Entering edit mode
3.9 years ago
singlecell_bio
•
0
Hello, I had recently downloaded transcriptome data sets from GEO archive. I am trying to compare them to custom experimental datasets to find overlapping genes and differentially expressed genes. I previously tried using the supplementary files, the .soft files, the GEOquery package to access the transcriptome data, but none seem to have the data. I found that the .csv files had the names of all the genes and their corresponding expression levels for 0-22 days (neuroectodermal differentiation). I was not sure how to use the .csv file to compare the expression data in R. Thanks in advance.
Can you please provide an example GSE number so that I can take a look.
GSE107552 GSE103715 GSE147270
![This is how the data in the .csv file looks like: link:
https://ibb.co/Cw56j8c
Hi, those studies are:
It will be difficult to compare samples and genes across each study. For the 2 RNA-seq studies, although the data is available in FPKM expression units, batch effects will exist.
Can you elaborate more on what your ultimate goal was?

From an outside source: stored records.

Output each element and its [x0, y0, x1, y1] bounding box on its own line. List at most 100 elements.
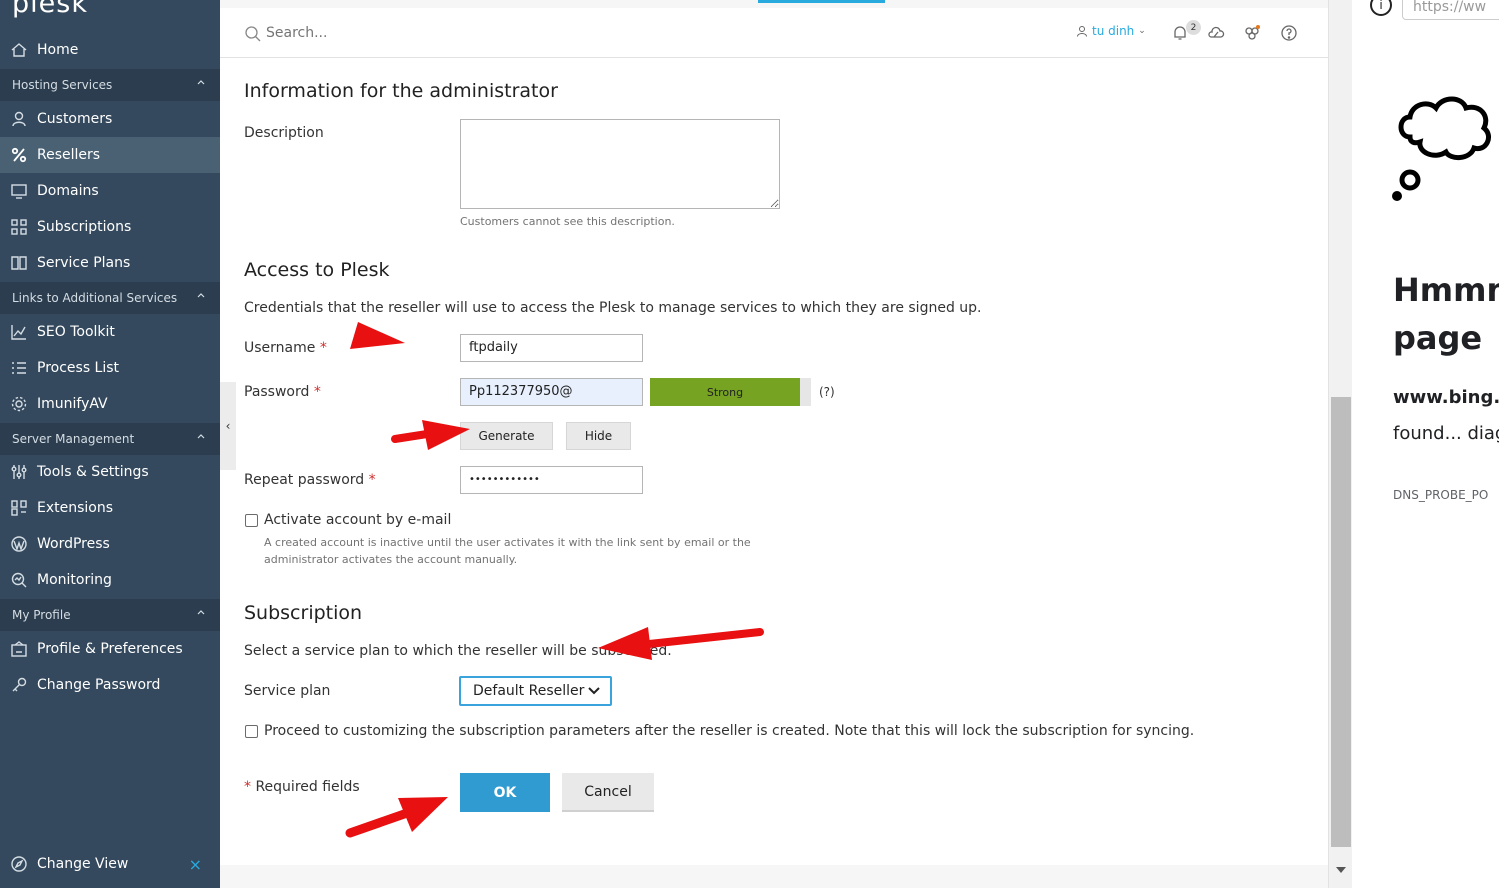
scrollbar-thumb[interactable] — [1331, 397, 1351, 847]
section-label: Links to Additional Services — [12, 291, 178, 305]
proceed-customizing-label: Proceed to customizing the subscription … — [264, 723, 1195, 739]
section-my-profile[interactable]: My Profile — [0, 599, 220, 631]
loading-indicator — [758, 0, 885, 3]
section-title-access: Access to Plesk — [244, 259, 390, 281]
info-icon[interactable]: i — [1370, 0, 1392, 16]
strength-bar: Strong — [650, 378, 800, 406]
sidebar-item-process-list[interactable]: Process List — [0, 350, 220, 386]
sidebar-item-monitoring[interactable]: Monitoring — [0, 562, 220, 598]
error-title: Hmmmpage — [1393, 271, 1499, 357]
sidebar-item-label: SEO Toolkit — [37, 324, 115, 340]
home-icon — [1, 41, 37, 59]
chart-icon — [1, 323, 37, 341]
repeat-password-field[interactable]: •••••••••••• — [460, 466, 643, 494]
section-label: Hosting Services — [12, 78, 113, 92]
error-description: found... diag — [1393, 423, 1499, 444]
user-icon — [1, 110, 37, 128]
activate-hint-line-2: administrator activates the account manu… — [264, 553, 518, 566]
sidebar-item-resellers[interactable]: Resellers — [0, 137, 220, 173]
activate-label: Activate account by e-mail — [264, 512, 452, 528]
sidebar-item-service-plans[interactable]: Service Plans — [0, 245, 220, 281]
address-bar[interactable]: https://ww — [1402, 0, 1499, 20]
chevron-up-icon — [197, 610, 205, 615]
sidebar-item-customers[interactable]: Customers — [0, 101, 220, 137]
username-field[interactable]: ftpdaily — [460, 334, 643, 362]
top-bar: tu dinh ⌄ 2 — [220, 8, 1328, 58]
description-hint: Customers cannot see this description. — [460, 215, 675, 228]
description-field[interactable] — [460, 119, 780, 209]
sidebar-item-extensions[interactable]: Extensions — [0, 490, 220, 526]
sliders-icon — [1, 463, 37, 481]
help-icon[interactable] — [1279, 23, 1299, 43]
section-label: Server Management — [12, 432, 135, 446]
sidebar-item-label: Monitoring — [37, 572, 112, 588]
compass-icon — [1, 855, 37, 873]
section-server-management[interactable]: Server Management — [0, 423, 220, 455]
sidebar: plesk Home Hosting Services Customers Re… — [0, 0, 220, 888]
sidebar-item-label: Home — [37, 42, 79, 58]
search-input[interactable] — [266, 23, 566, 43]
thought-bubble-icon — [1392, 96, 1491, 201]
list-icon — [1, 359, 37, 377]
change-view-label: Change View — [37, 856, 129, 872]
section-hosting-services[interactable]: Hosting Services — [0, 69, 220, 101]
chevron-up-icon — [197, 434, 205, 439]
sidebar-item-change-password[interactable]: Change Password — [0, 667, 220, 703]
sidebar-item-imunifyav[interactable]: ImunifyAV — [0, 386, 220, 422]
extensions-catalog-icon[interactable] — [1242, 23, 1262, 43]
ok-button[interactable]: OK — [460, 773, 550, 812]
description-label: Description — [244, 125, 324, 141]
chevron-up-icon — [197, 80, 205, 85]
required-fields-note: * Required fields — [244, 779, 360, 795]
sidebar-item-label: Subscriptions — [37, 219, 132, 235]
sidebar-item-label: Profile & Preferences — [37, 641, 183, 657]
change-view-button[interactable]: Change View × — [0, 846, 220, 882]
form-content: Information for the administrator Descri… — [220, 58, 1328, 865]
monitoring-icon — [1, 571, 37, 589]
sidebar-item-profile-preferences[interactable]: Profile & Preferences — [0, 631, 220, 667]
section-links-additional[interactable]: Links to Additional Services — [0, 282, 220, 314]
proceed-customizing-checkbox[interactable] — [245, 725, 258, 738]
user-name: tu dinh — [1092, 24, 1135, 38]
sidebar-item-label: ImunifyAV — [37, 396, 108, 412]
error-code: DNS_PROBE_PO — [1393, 488, 1489, 502]
plesk-logo: plesk — [12, 0, 88, 19]
generate-button[interactable]: Generate — [460, 422, 553, 450]
service-plan-select[interactable]: Default Reseller — [459, 676, 612, 706]
user-menu[interactable]: tu dinh ⌄ — [1076, 24, 1146, 38]
chevron-up-icon — [197, 293, 205, 298]
notifications-icon[interactable] — [1170, 23, 1190, 43]
password-field[interactable]: Pp112377950@ — [460, 378, 643, 406]
sidebar-item-label: Process List — [37, 360, 120, 376]
sidebar-item-label: Change Password — [37, 677, 161, 693]
sidebar-item-wordpress[interactable]: WordPress — [0, 526, 220, 562]
cancel-button[interactable]: Cancel — [562, 773, 654, 812]
sidebar-item-label: Customers — [37, 111, 113, 127]
browser-error-pane: i https://ww Hmmmpage www.bing. found...… — [1352, 0, 1499, 888]
scrollbar[interactable] — [1328, 0, 1352, 888]
sidebar-item-label: Service Plans — [37, 255, 131, 271]
sidebar-item-label: Resellers — [37, 147, 101, 163]
profile-icon — [1, 640, 37, 658]
close-icon[interactable]: × — [189, 855, 202, 874]
sidebar-item-domains[interactable]: Domains — [0, 173, 220, 209]
chevron-down-icon — [588, 687, 600, 695]
scroll-down-icon[interactable] — [1336, 866, 1346, 874]
activate-hint-line-1: A created account is inactive until the … — [264, 536, 751, 549]
sidebar-item-tools-settings[interactable]: Tools & Settings — [0, 454, 220, 490]
sidebar-item-subscriptions[interactable]: Subscriptions — [0, 209, 220, 245]
sidebar-item-seo-toolkit[interactable]: SEO Toolkit — [0, 314, 220, 350]
activate-checkbox[interactable] — [245, 514, 258, 527]
gear-icon — [1, 395, 37, 413]
chevron-left-icon: ‹ — [225, 419, 231, 433]
section-title-admin-info: Information for the administrator — [244, 80, 558, 102]
wordpress-icon — [1, 535, 37, 553]
password-strength-meter: Strong — [650, 378, 811, 406]
collapse-sidebar-button[interactable]: ‹ — [220, 382, 236, 470]
password-help-link[interactable]: (?) — [819, 385, 835, 399]
cloud-icon[interactable] — [1206, 23, 1226, 43]
hide-button[interactable]: Hide — [566, 422, 631, 450]
sidebar-item-home[interactable]: Home — [0, 32, 220, 68]
key-icon — [1, 676, 37, 694]
grid-icon — [1, 218, 37, 236]
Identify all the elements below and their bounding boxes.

Thank you for the insight, Kevin !! The ultimate goal is to compare these datasets to another experimental transcriptome dataset (given to me by my professor). The goal is to find new candidate genes that overlap with genes expressed in ectoderm or neuroectoderm development, and establish if there are co-expressed with neural crest progenitors.
I see. You just have to be concsious about how each dataset is normalised. For example, you cannot compare RNA-seq FPKM versus RMA-normalised microarray data without first attempting to 'standardise' each dataset and deal with any batch effects.
If it's impossible to directly compare datasets, we can process them independently and 'meta-analyse' the p-values from each.
I believe It’s going to be more like a meta-analysis. The p values and the fold change data would be more than enough to identify new candidates. However, I am not sure how each of the dataset can be normalized independently before comparison. I had tried using fold change functions but was unsure if there were any other package that can normalize, find the p value, and identify the fold change for the data.